Definisi Naskah Video Pembelajaran 
Kata naskah menurut Kamus Besar Bahasa Indonesia (KBBI) diartikan sebagai karangan seseorang    yang belum diterbitkan (Pusat Bahasa, 2005). Dalam kaitan membahas naskah video pembelajaran,  naskah merupakan tulisan yang pada umumnya memang tidak diterbitkan dalam bentuk cetak,  kecuali sebagai contoh bahan pembelajaran cara menulis naskah. Naskah video adalah bahan baku    yang diolah menjadi sajian atau tayangan video.
Video menurut KBBI diartikan rekaman gambar hidup atau program televisi untuk ditayangkan lewat pesawat televisi (Pusat Bahasa, 2005).  Tentu bukan hal asing saat ini membicarakan video beserta teknologi perangkatnya. Perkembangan teknologi informasi dan komunikasi yang demikian pesat akhir-akhir ini memudahkan setiap orang untuk berekspresi menggunakan perekam gambar hidup. Jika dulu perangkat perekam gambar tersebut berbentuk kamera yang besar dan hanya dimiliki institusi tertentu, saat ini perekam gambar lebih kecil namun berkualitas tinggi dan hampir dimiliki setiap rumah (home using). 

 Fungsi Naskah
Naskah baik untuk video pembelajaran maupun naskah audio visual lainnya memiliki fungsi antara lain:
https://idseducation.com
  1. Memberi kemudahan dalam hal perencanaan, produksi/shooting, penyuntingan/editing, penyiaran dan pemanfaatan program. Karena semua tahapan kerja itu tanpa naskah pasti resikonya akan kacau, atau resiko lainnya semua kru yang terlibat tidak tahu apa yang harus dikerjakan.

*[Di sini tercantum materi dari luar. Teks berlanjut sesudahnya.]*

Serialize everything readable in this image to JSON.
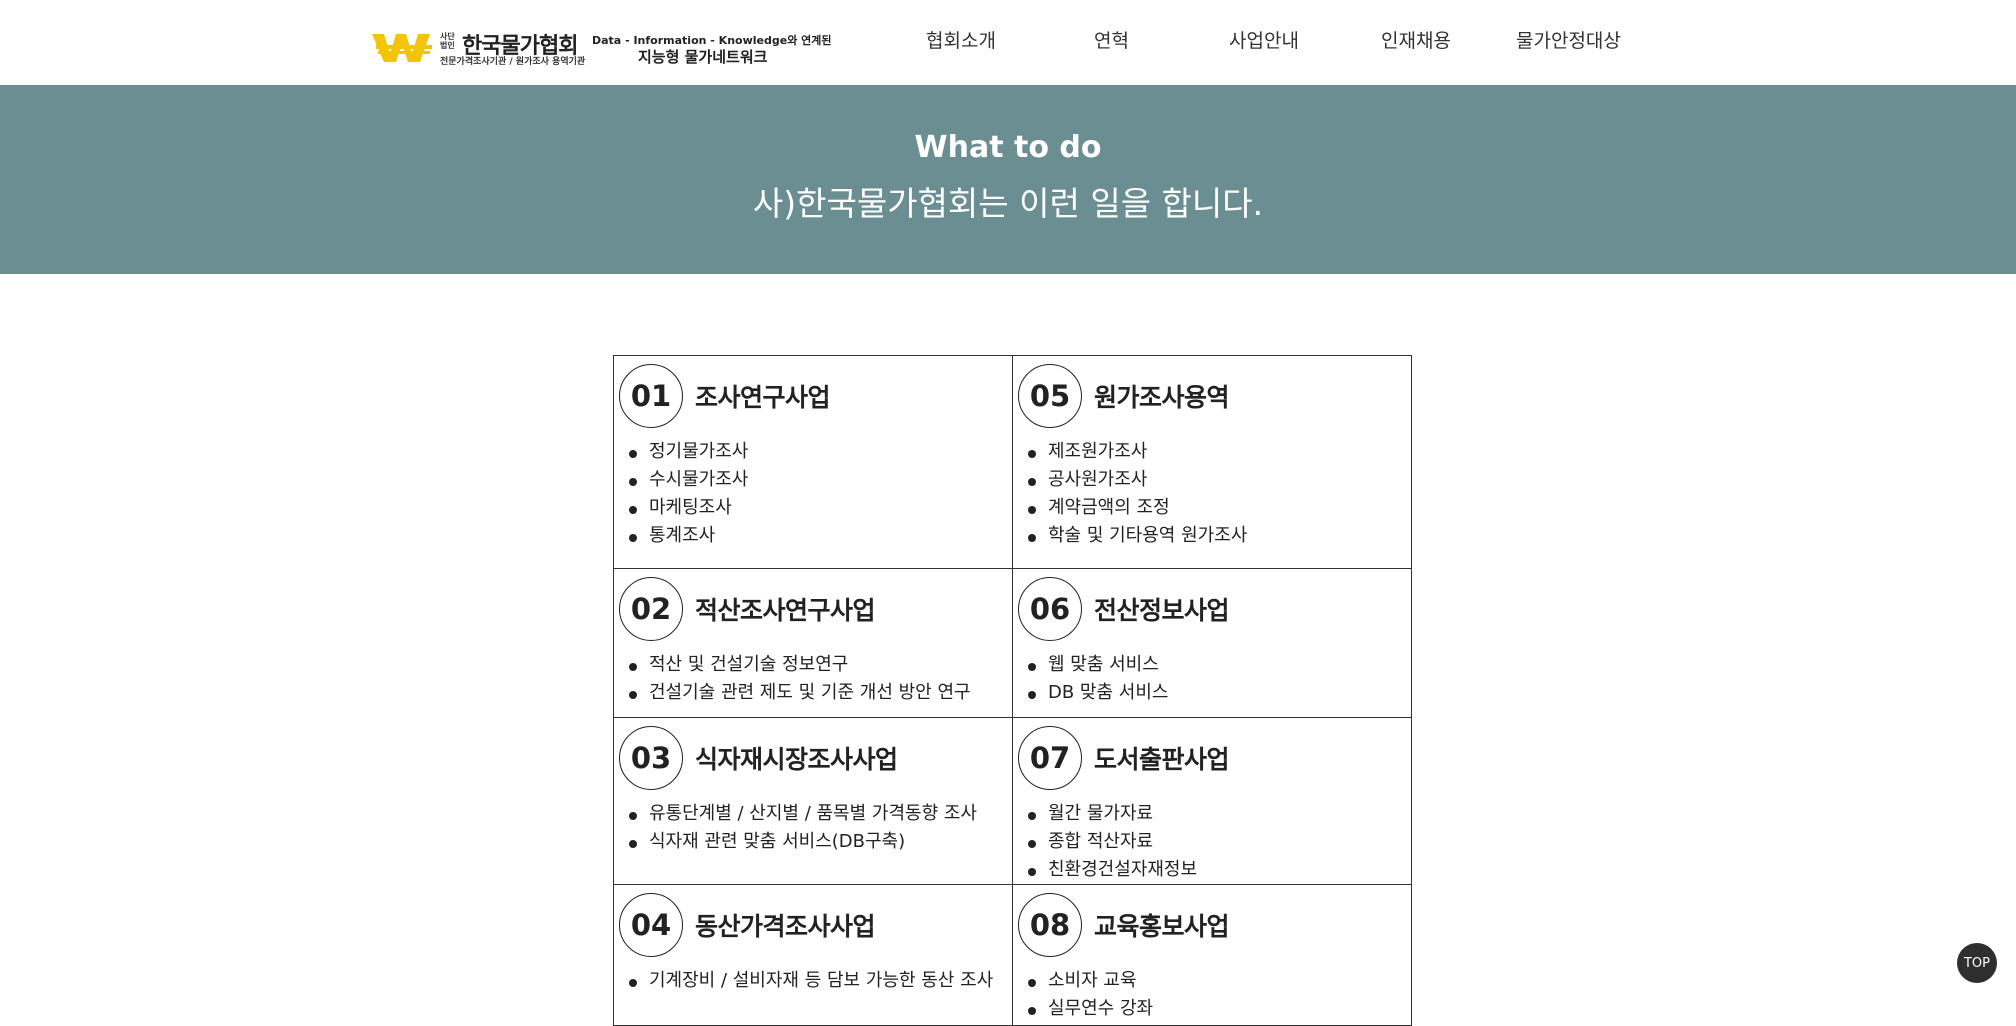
{
  "header": {
    "logo": {
      "small_label": "사단법인",
      "name": "한국물가협회",
      "sub": "전문가격조사기관 / 원가조사 용역기관",
      "tagline1": "Data - Information - Knowledge와 연계된",
      "tagline2": "지능형 물가네트워크"
    },
    "nav": [
      "협회소개",
      "연혁",
      "사업안내",
      "인재채용",
      "물가안정대상"
    ]
  },
  "banner": {
    "title": "What to do",
    "subtitle": "사)한국물가협회는 이런 일을 합니다."
  },
  "services": {
    "rows": [
      [
        {
          "num": "01",
          "title": "조사연구사업",
          "items": [
            "정기물가조사",
            "수시물가조사",
            "마케팅조사",
            "통계조사"
          ]
        },
        {
          "num": "05",
          "title": "원가조사용역",
          "items": [
            "제조원가조사",
            "공사원가조사",
            "계약금액의 조정",
            "학술 및 기타용역 원가조사"
          ]
        }
      ],
      [
        {
          "num": "02",
          "title": "적산조사연구사업",
          "items": [
            "적산 및 건설기술 정보연구",
            "건설기술 관련 제도 및 기준 개선 방안 연구"
          ]
        },
        {
          "num": "06",
          "title": "전산정보사업",
          "items": [
            "웹 맞춤 서비스",
            "DB 맞춤 서비스"
          ]
        }
      ],
      [
        {
          "num": "03",
          "title": "식자재시장조사사업",
          "items": [
            "유통단계별 / 산지별 / 품목별 가격동향 조사",
            "식자재 관련 맞춤 서비스(DB구축)"
          ]
        },
        {
          "num": "07",
          "title": "도서출판사업",
          "items": [
            "월간 물가자료",
            "종합 적산자료",
            "친환경건설자재정보"
          ]
        }
      ],
      [
        {
          "num": "04",
          "title": "동산가격조사사업",
          "items": [
            "기계장비 / 설비자재 등 담보 가능한 동산 조사"
          ]
        },
        {
          "num": "08",
          "title": "교육홍보사업",
          "items": [
            "소비자 교육",
            "실무연수 강좌"
          ]
        }
      ]
    ]
  },
  "top_button": "TOP",
  "colors": {
    "banner": "#6b8e93",
    "logo_yellow": "#f2c500"
  }
}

  2. Menjadi medium berpikir kreatif. Bagi penulis naskah terus akan berpikir atau mencari ide agar tulisan yang dibuatnya lebih menarik. Bagi sutradara akan berpikir kreatif bagaimana menata adegan, menata setting, dan menggambil gambar yang menarik. Bagi kru/kerabat produksi naskah akan menuntut mereka untuk berpikir kreatif, bagaimana menempatkan kamera, di mana mengatur pencahayaan, bagaimana mengatur tata suarnya, dan sebagainya. 
  3. Menjadi sarana komunikasi kerabat produksi. Penjelasannya singkat, tak akan mungkin kerabat produksi bisa mengomunikasikan pekerjaan mereka jika tanpa naskah.

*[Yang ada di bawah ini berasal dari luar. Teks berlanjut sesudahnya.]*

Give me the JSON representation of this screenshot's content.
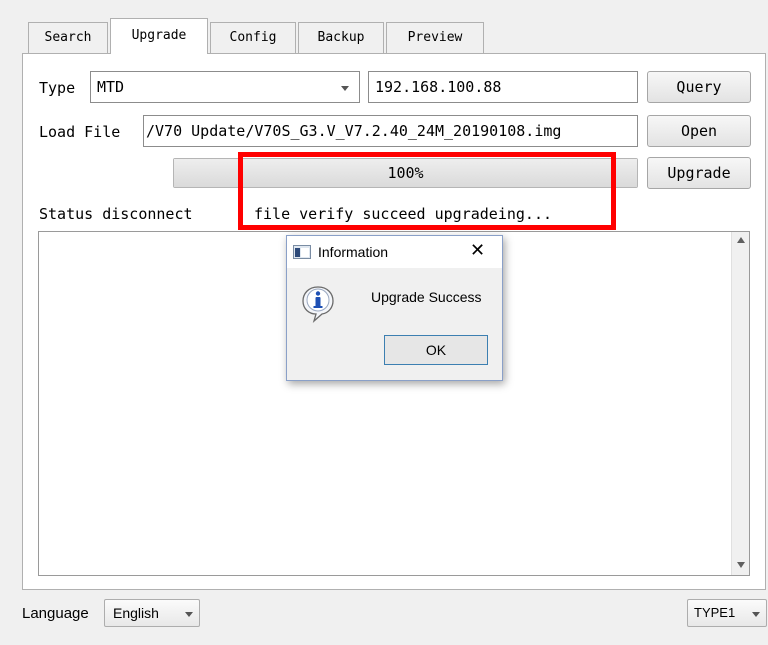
{
  "tabs": [
    {
      "label": "Search"
    },
    {
      "label": "Upgrade"
    },
    {
      "label": "Config"
    },
    {
      "label": "Backup"
    },
    {
      "label": "Preview"
    }
  ],
  "active_tab": "Upgrade",
  "form": {
    "type_label": "Type",
    "type_value": "MTD",
    "ip_value": "192.168.100.88",
    "query_label": "Query",
    "load_file_label": "Load File",
    "file_path": "/V70 Update/V70S_G3.V_V7.2.40_24M_20190108.img",
    "open_label": "Open",
    "progress_text": "100%",
    "progress_value": 100,
    "upgrade_label": "Upgrade",
    "status_label": "Status",
    "status_connection": "disconnect",
    "status_message": "file verify succeed upgradeing..."
  },
  "dialog": {
    "title": "Information",
    "message": "Upgrade Success",
    "ok_label": "OK",
    "close_glyph": "✕",
    "icon": "info-icon"
  },
  "footer": {
    "language_label": "Language",
    "language_value": "English",
    "type_value": "TYPE1"
  },
  "colors": {
    "highlight": "#ff0000",
    "info_icon": "#1e50b4"
  }
}
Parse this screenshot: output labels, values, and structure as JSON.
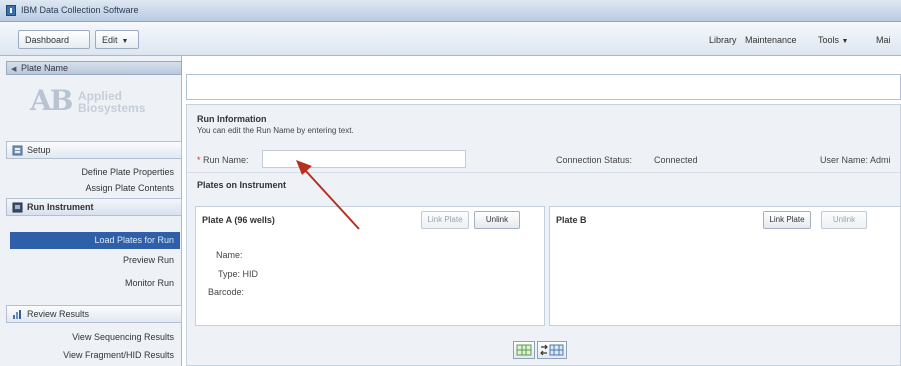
{
  "window": {
    "title": "IBM Data Collection Software"
  },
  "menubar": {
    "dashboard_label": "Dashboard",
    "edit_label": "Edit",
    "right_menu": [
      "Library",
      "Maintenance",
      "Tools",
      "Mai"
    ]
  },
  "sidebar": {
    "plate_name_label": "Plate Name",
    "logo": {
      "mark": "AB",
      "line1": "Applied",
      "line2": "Biosystems"
    },
    "sections": [
      {
        "label": "Setup",
        "icon": "setup-icon",
        "items": [
          "Define Plate Properties",
          "Assign Plate Contents"
        ]
      },
      {
        "label": "Run Instrument",
        "icon": "run-instrument-icon",
        "items": [
          "Load Plates for Run",
          "Preview Run",
          "Monitor Run"
        ]
      },
      {
        "label": "Review Results",
        "icon": "review-results-icon",
        "items": [
          "View Sequencing Results",
          "View Fragment/HID Results"
        ]
      }
    ],
    "selected_item": "Load Plates for Run"
  },
  "main": {
    "run_info": {
      "title": "Run Information",
      "hint": "You can edit the Run Name by entering text.",
      "run_name_label": "Run Name:",
      "run_name_value": "",
      "connection_label": "Connection Status:",
      "connection_value": "Connected",
      "user_label": "User Name:",
      "user_value": "Admi"
    },
    "plates_title": "Plates on Instrument",
    "plate_a": {
      "title": "Plate A (96 wells)",
      "link_label": "Link Plate",
      "unlink_label": "Unlink",
      "name_label": "Name:",
      "type_label": "Type: HID",
      "barcode_label": "Barcode:"
    },
    "plate_b": {
      "title": "Plate B",
      "link_label": "Link Plate",
      "unlink_label": "Unlink"
    }
  },
  "colors": {
    "selected_nav": "#2f5fa8",
    "annotation_arrow": "#b5301f",
    "panel_bg": "#eef2f7"
  }
}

  4. Menjadi acuan penyusunan jadwal kegiatan. Dalam naskah tertera lokasi pengambilan gambarnya “di mana”, waktu pengambilan gambarnya “kapan”. Dari sana akan bisa dijadwalkan berapa lama waktu pengambilan gambar dilakukan. Jika perlu adiministrasi persuratan kapan dibuat dan ke mana dikirimkan. Jika perlu perizinan khusus kapan harus diurus. Jika memerlukan properti/benda-benda yang dibutuhkan sebagai pendukung kapan harus dibeli atau disewa. Jika perlu kostum-kostum khusus kapan harus disiapkan, dan sebagainya. Itu semua perlu penjadwalan yang rapi. Apalagi jika naskah sudah dibedah dalam kegiatan rembug naskah/script conference, terutama antara penulis naskah dan sutradara akan tampak lebih detail apa saja yang harus dijadwalkan.  

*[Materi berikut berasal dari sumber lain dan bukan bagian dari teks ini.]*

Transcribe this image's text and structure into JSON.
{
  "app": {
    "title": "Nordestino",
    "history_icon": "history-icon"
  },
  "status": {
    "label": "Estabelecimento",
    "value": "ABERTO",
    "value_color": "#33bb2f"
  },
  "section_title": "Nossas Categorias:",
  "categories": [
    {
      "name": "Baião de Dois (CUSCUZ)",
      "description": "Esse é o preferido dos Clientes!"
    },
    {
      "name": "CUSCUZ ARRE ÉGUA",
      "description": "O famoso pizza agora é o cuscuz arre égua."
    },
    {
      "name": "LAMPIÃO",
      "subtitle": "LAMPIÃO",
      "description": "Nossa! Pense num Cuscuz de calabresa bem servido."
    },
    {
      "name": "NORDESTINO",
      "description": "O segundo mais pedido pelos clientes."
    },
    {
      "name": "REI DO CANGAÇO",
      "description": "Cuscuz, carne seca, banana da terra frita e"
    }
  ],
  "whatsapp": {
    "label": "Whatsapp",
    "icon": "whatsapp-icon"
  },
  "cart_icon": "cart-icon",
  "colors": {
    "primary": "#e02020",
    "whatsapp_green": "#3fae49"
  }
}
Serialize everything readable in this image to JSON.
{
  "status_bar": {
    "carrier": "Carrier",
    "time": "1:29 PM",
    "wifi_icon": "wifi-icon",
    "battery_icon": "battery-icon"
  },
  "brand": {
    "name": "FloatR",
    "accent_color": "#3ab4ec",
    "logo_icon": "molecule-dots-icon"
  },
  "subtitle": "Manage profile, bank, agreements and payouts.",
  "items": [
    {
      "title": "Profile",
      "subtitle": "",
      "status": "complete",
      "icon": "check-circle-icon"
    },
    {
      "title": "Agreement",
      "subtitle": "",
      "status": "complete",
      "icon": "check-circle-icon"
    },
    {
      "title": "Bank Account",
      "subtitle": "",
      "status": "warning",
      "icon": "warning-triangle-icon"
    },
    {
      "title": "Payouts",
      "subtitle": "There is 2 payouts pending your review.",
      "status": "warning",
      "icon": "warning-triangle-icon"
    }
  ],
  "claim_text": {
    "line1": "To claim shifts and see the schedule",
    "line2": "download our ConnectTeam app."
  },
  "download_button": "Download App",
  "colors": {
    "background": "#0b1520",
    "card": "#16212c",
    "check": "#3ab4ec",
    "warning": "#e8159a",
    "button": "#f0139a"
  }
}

  5. Menjadi acuan materi yang direkam. Penjelasan juga sangat jelas, tanpa naskah sutradara, juru kamera dan penata suara tidak tahu apa yang harus direkam.
  6. Menghindari pemborosan. Poin satu hingga lima di atas jika tidak bisa dilakukan dengan baik akan menyebabkan pemborosan waktu, tenaga, pikiran, dan paling utama adalah pemborosan dana.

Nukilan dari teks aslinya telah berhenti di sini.